N.P. alternatively claims that the School Board is vicariously liable for the allegedly negligent actions of its employee, Stillions, under a theory of respondeat superior. Under Florida's doctrine of respondent superior, a local government is liable in tort for the actions or omissions of an employee committed within the scope of his or her employment, but it is shielded from liability if the employee "acted in bad faith or with malicious purpose or in a manner exhibiting wanton and willful disregard of human rights, safety, or property." Fla. Stat. § 768.28(9)(a).
The School Board argues that the respondeat superior claim should be dismissed because under the facts pled, Stillions's conduct can only be viewed as bad faith, malicious, and in wanton disregard of human rights, precluding liability for the School Board. N.P. responds that federal notice pleading requirements permit him to plead in the alternative.
Federal Rule of Civil Procedure 8(d) "expressly permits the pleading of both alternative and inconsistent claims." United Tech. Corp. v. Mazer, 556 F.3d 1260, 1273 (11th Cir. 2009); see also Brookhaven Landscape & Grading Co. v. J.F. Barton Contracting Co., 676 F.2d 516, 523 (11th Cir. 1982) ("Litigants in federal court may pursue alternative theories of recovery, regardless of their consistency."). In this context, however, if the facts alleged "can occur only from bad faith or malicious or wanton and willful conduct, then the claim against the government entity fails" on sovereign immunity grounds. Gregory, 719 F. App'x at 873.

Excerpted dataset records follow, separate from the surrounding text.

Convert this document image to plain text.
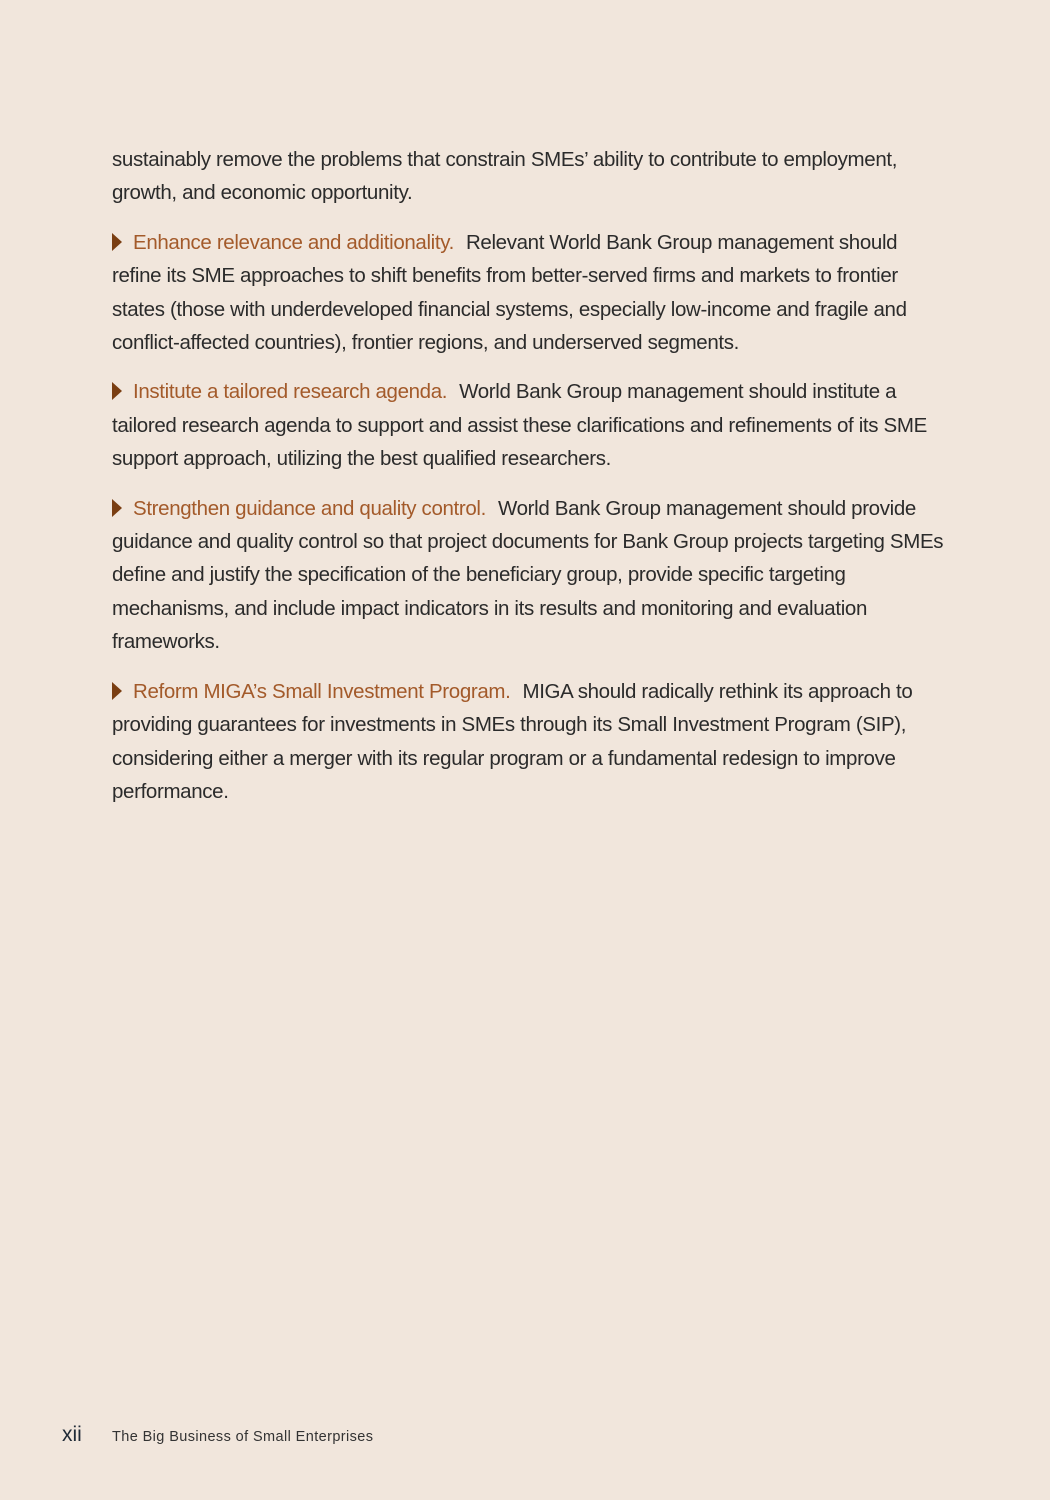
sustainably remove the problems that constrain SMEs’ ability to contribute to employment, growth, and economic opportunity.

Enhance relevance and additionality. Relevant World Bank Group management should refine its SME approaches to shift benefits from better-served firms and markets to frontier states (those with underdeveloped financial systems, especially low-income and fragile and conflict-affected countries), frontier regions, and underserved segments.

Institute a tailored research agenda. World Bank Group management should institute a tailored research agenda to support and assist these clarifications and refinements of its SME support approach, utilizing the best qualified researchers.

Strengthen guidance and quality control. World Bank Group management should provide guidance and quality control so that project documents for Bank Group projects targeting SMEs define and justify the specification of the beneficiary group, provide specific targeting mechanisms, and include impact indicators in its results and monitoring and evaluation frameworks.

Reform MIGA’s Small Investment Program. MIGA should radically rethink its approach to providing guarantees for investments in SMEs through its Small Investment Program (SIP), considering either a merger with its regular program or a fundamental redesign to improve performance.

xii	The Big Business of Small Enterprises
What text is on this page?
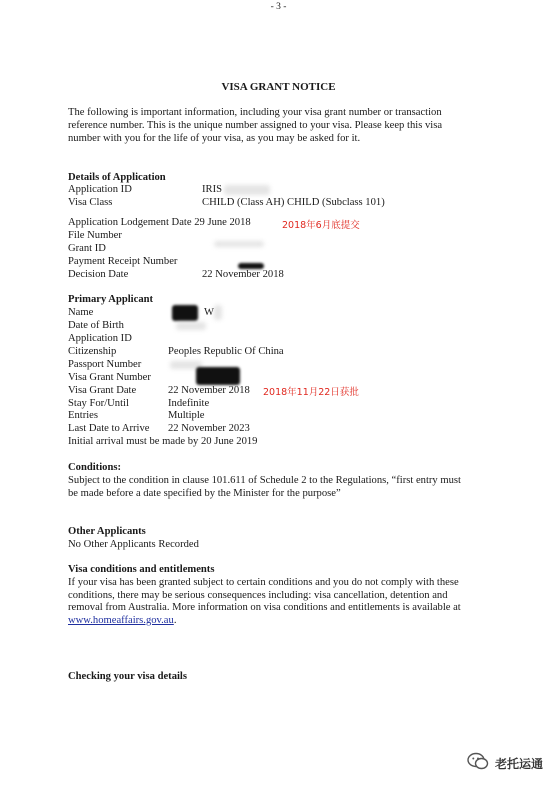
- 3 -
VISA GRANT NOTICE
The following is important information, including your visa grant number or transaction
reference number. This is the unique number assigned to your visa. Please keep this visa
number with you for the life of your visa, as you may be asked for it.
Details of Application
Application ID	IRIS
Visa Class	CHILD (Class AH) CHILD (Subclass 101)
Application Lodgement Date 29 June 2018	2018年6月底提交
File Number
Grant ID
Payment Receipt Number
Decision Date	22 November 2018
Primary Applicant
Name	W
Date of Birth
Application ID
Citizenship	Peoples Republic Of China
Passport Number
Visa Grant Number
Visa Grant Date	22 November 2018 2018年11月22日获批
Stay For/Until	Indefinite
Entries	Multiple
Last Date to Arrive 22 November 2023
Initial arrival must be made by 20 June 2019
Conditions:
Subject to the condition in clause 101.611 of Schedule 2 to the Regulations, “first entry must
be made before a date specified by the Minister for the purpose”
Other Applicants
No Other Applicants Recorded
Visa conditions and entitlements
If your visa has been granted subject to certain conditions and you do not comply with these
conditions, there may be serious consequences including: visa cancellation, detention and
removal from Australia. More information on visa conditions and entitlements is available at
www.homeaffairs.gov.au.
Checking your visa details
老托运通
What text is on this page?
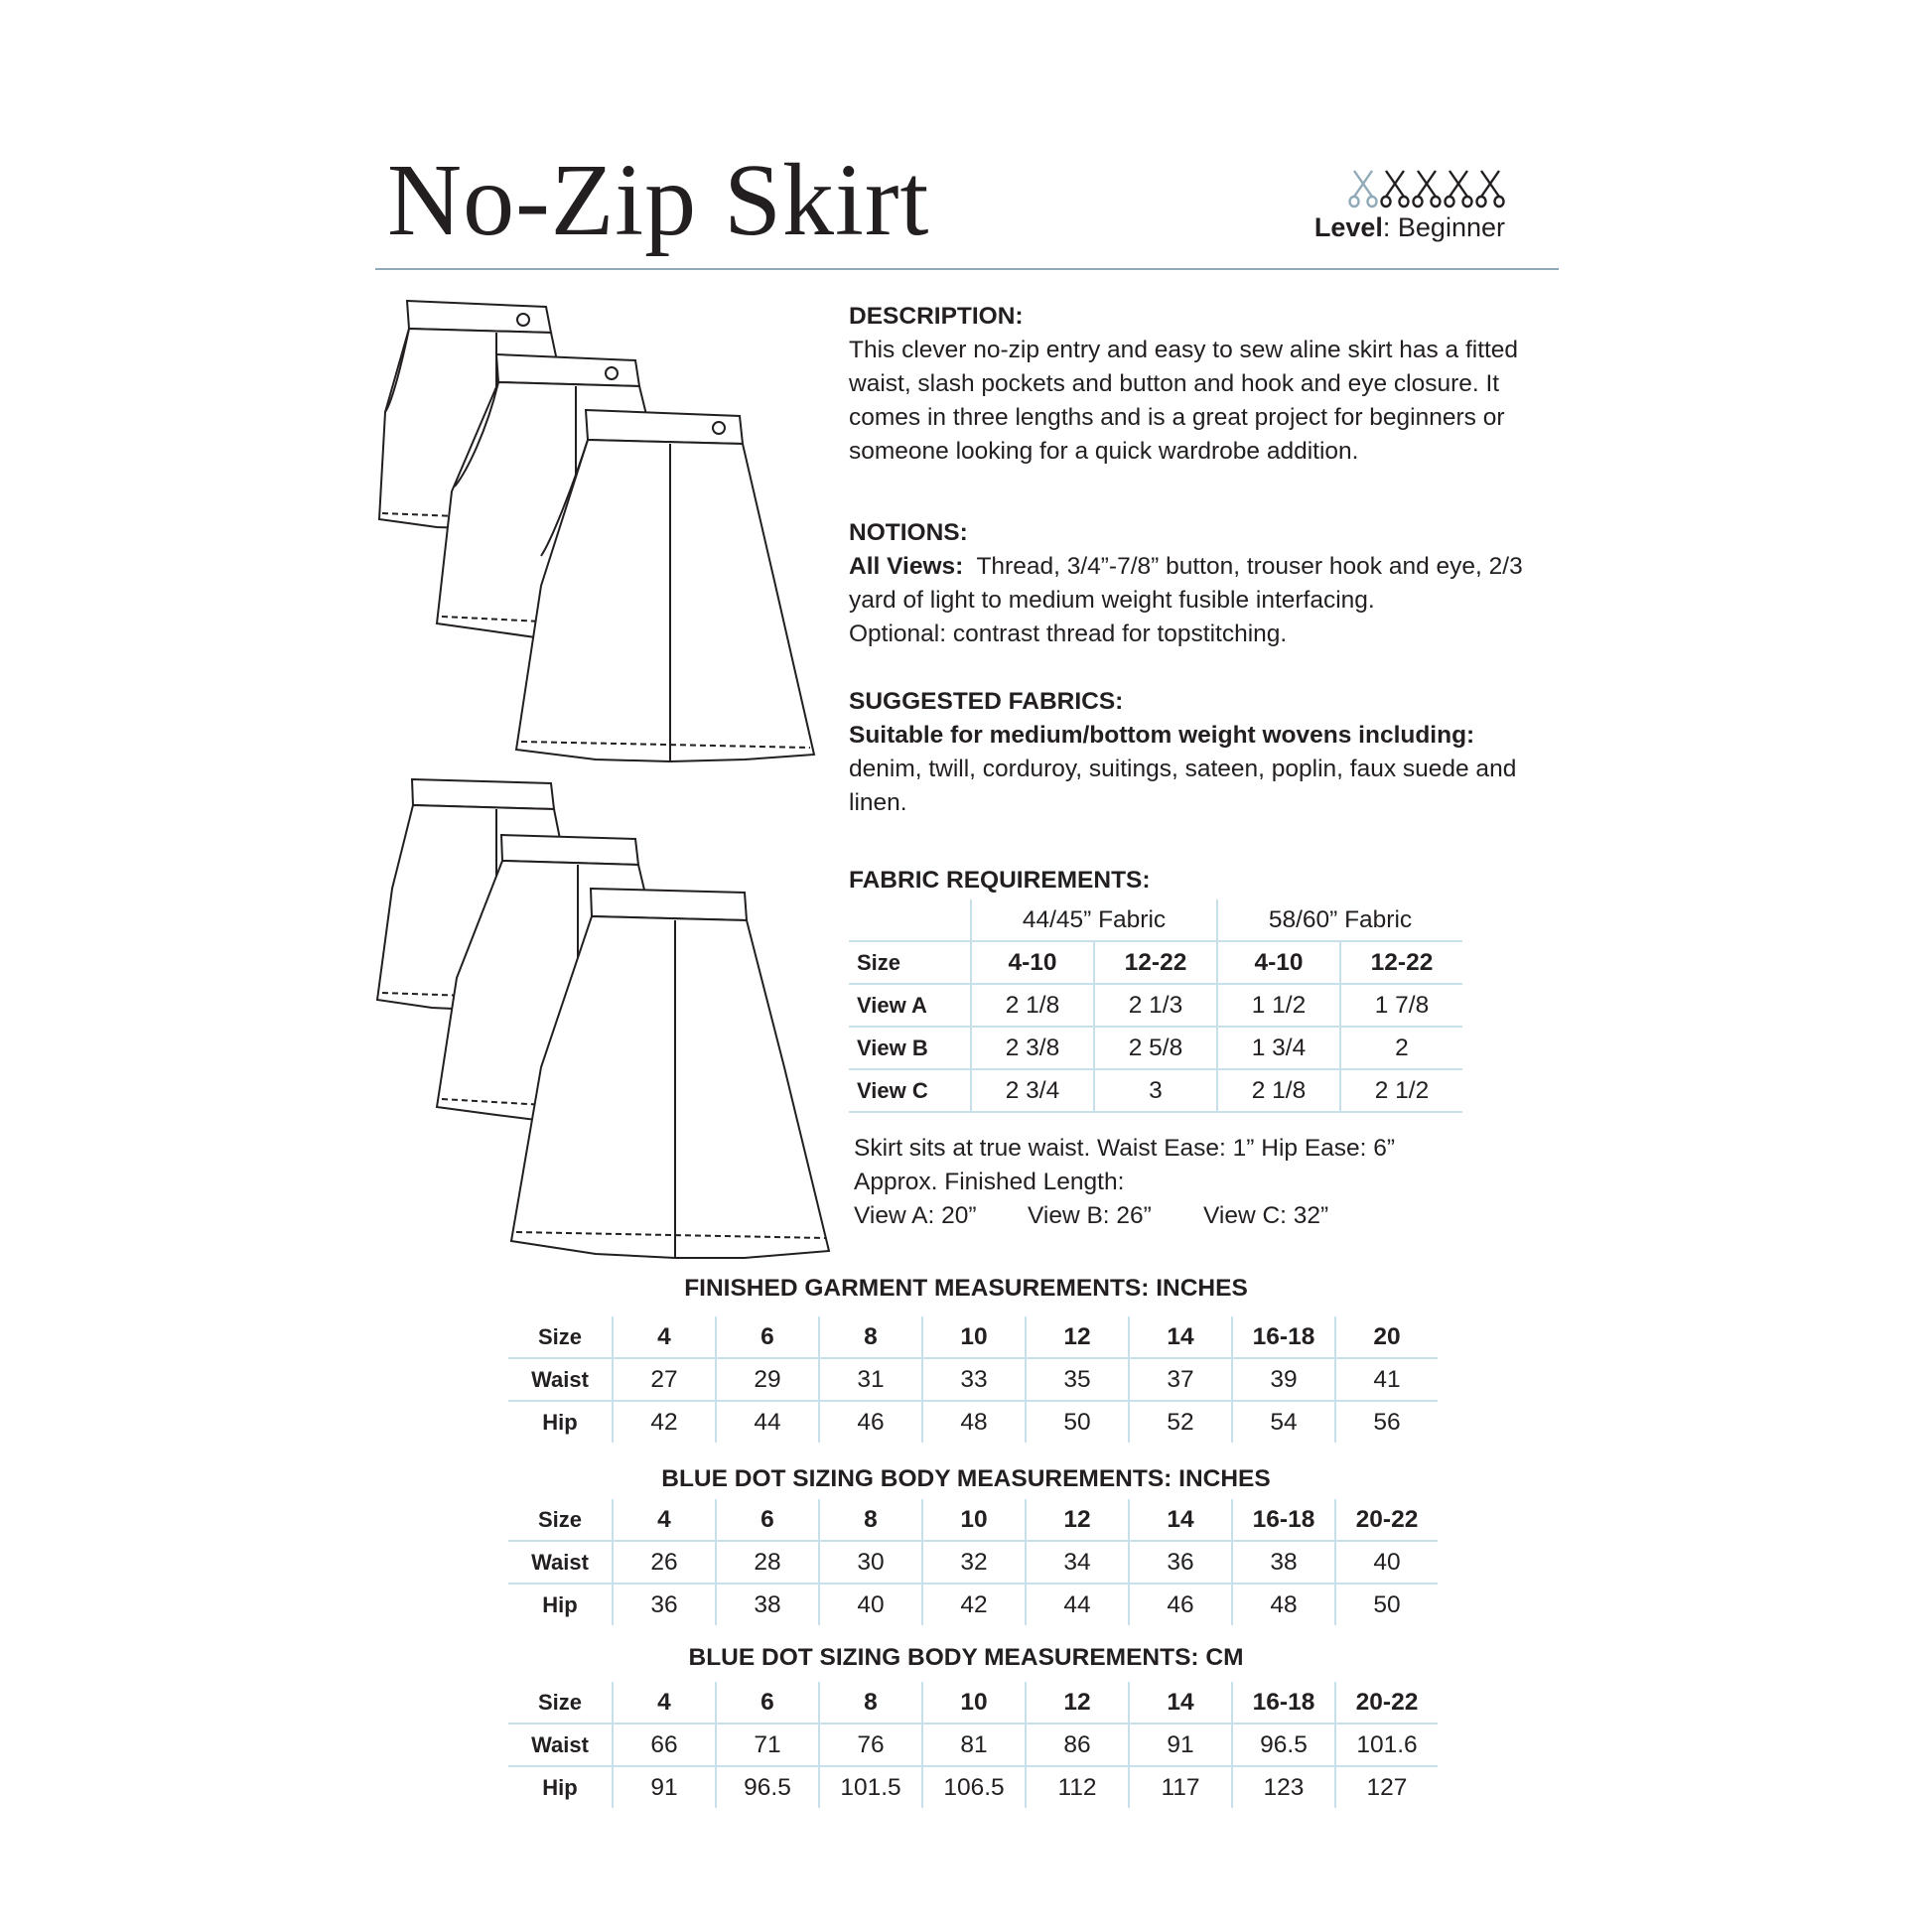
No-Zip Skirt	Level: Beginner
DESCRIPTION:

This clever no-zip entry and easy to sew aline skirt has a fitted waist, slash pockets and button and hook and eye closure. It comes in three lengths and is a great project for beginners or someone looking for a quick wardrobe addition.

NOTIONS:

All Views: Thread, 3/4”-7/8” button, trouser hook and eye, 2/3 yard of light to medium weight fusible interfacing.

Optional: contrast thread for topstitching.

SUGGESTED FABRICS:

Suitable for medium/bottom weight wovens including:

denim, twill, corduroy, suitings, sateen, poplin, faux suede and linen.

FABRIC REQUIREMENTS:
	44/45” Fabric		58/60” Fabric	
Size	4-10	12-22	4-10	12-22
View A	2 1/8	2 1/3	1 1/2	1 7/8
View B	2 3/8	2 5/8	1 3/4	2
View C	2 3/4	3	2 1/8	2 1/2
Skirt sits at true waist. Waist Ease: 1” Hip Ease: 6”
Approx. Finished Length:
View A: 20” View B: 26” View C: 32”
FINISHED GARMENT MEASUREMENTS: INCHES
Size	4	6	8	10	12	14	16-18	20
Waist	27	29	31	33	35	37	39	41
Hip	42	44	46	48	50	52	54	56
BLUE DOT SIZING BODY MEASUREMENTS: INCHES
Size	4	6	8	10	12	14	16-18	20-22
Waist	26	28	30	32	34	36	38	40
Hip	36	38	40	42	44	46	48	50
BLUE DOT SIZING BODY MEASUREMENTS: CM
Size	4	6	8	10	12	14	16-18	20-22
Waist	66	71	76	81	86	91	96.5	101.6
Hip	91	96.5	101.5	106.5	112	117	123	127
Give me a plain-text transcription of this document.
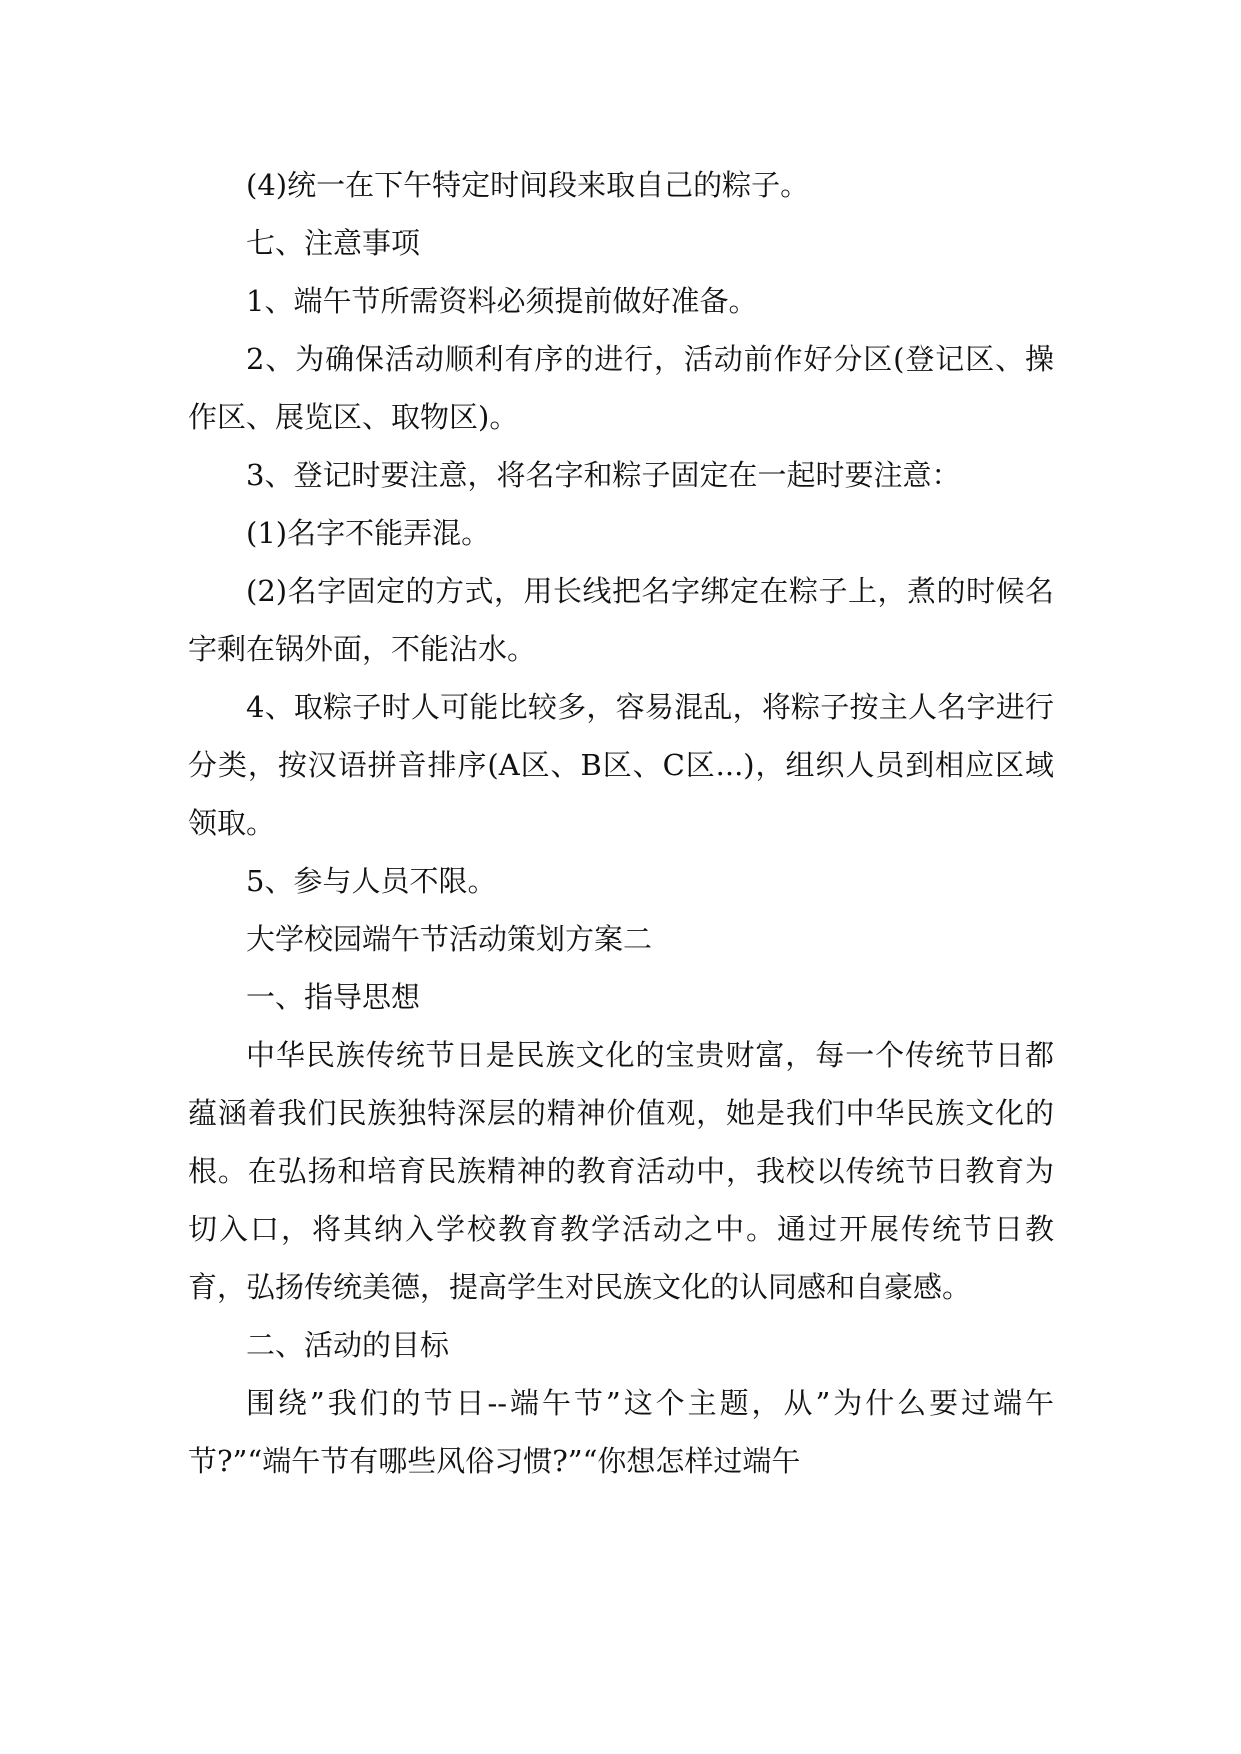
(4)统一在下午特定时间段来取自己的粽子。

七、注意事项

1、端午节所需资料必须提前做好准备。

2、为确保活动顺利有序的进行，活动前作好分区(登记区、操作区、展览区、取物区)。

3、登记时要注意，将名字和粽子固定在一起时要注意：

(1)名字不能弄混。

(2)名字固定的方式，用长线把名字绑定在粽子上，煮的时候名字剩在锅外面，不能沾水。

4、取粽子时人可能比较多，容易混乱，将粽子按主人名字进行分类，按汉语拼音排序(A区、B区、C区...)，组织人员到相应区域领取。

5、参与人员不限。

大学校园端午节活动策划方案二

一、指导思想

中华民族传统节日是民族文化的宝贵财富，每一个传统节日都蕴涵着我们民族独特深层的精神价值观，她是我们中华民族文化的根。在弘扬和培育民族精神的教育活动中，我校以传统节日教育为切入口，将其纳入学校教育教学活动之中。通过开展传统节日教育，弘扬传统美德，提高学生对民族文化的认同感和自豪感。

二、活动的目标

围绕”我们的节日--端午节”这个主题，从”为什么要过端午节?”“端午节有哪些风俗习惯?”“你想怎样过端午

While it is difficult to conceive of any portion of Stillions's conduct as negligent on the facts alleged, cases illustrate that a "disciplinary tactic" that amounts to intentional battery may not always rise to the level of being malicious or wanton. Compare Carestio v. Sch. Bd. of Broward Cty., 866 So.2d 754 (Fla. 4th DCA 2004) (allowing jury to decide whether school employees who kicked and punched a student for disruptive behavior were within the scope of employment or acting in a willful and wanton manner) with Gregory, 719 F. App'x at 873 (dismissing where a 16-year-old was shot six times in the back, finding the conduct "much more reprehensible and unacceptable than mere intentional conduct"). Therefore, the Court agrees with N.P. that, at this stage, notice pleading allows the respondeat superior claim to go forward.
In sum, claims remaining in this suit are the following: Substantive Due Process and Equal Protection claims against the School Board (Counts Two and Three) and Jackson, Smith, and Vaughan (Counts Five, Six, and Seven); the conspiracy claims against the School Board (Count Four) and Jackson, Smith, Vaughan, and Farley (Count Eight); the ADA and Rehabilitation Act claims against the School Board (Counts Eleven and Twelve); claims of negligent supervision/retention and negligent training against the School Board (Count Fourteen), and respondeat superior (Count Sixteen) against the School Board; as well as claims that were not challenged by the Sheriff (respondeat superior) or by Stillions, who filed an Answer.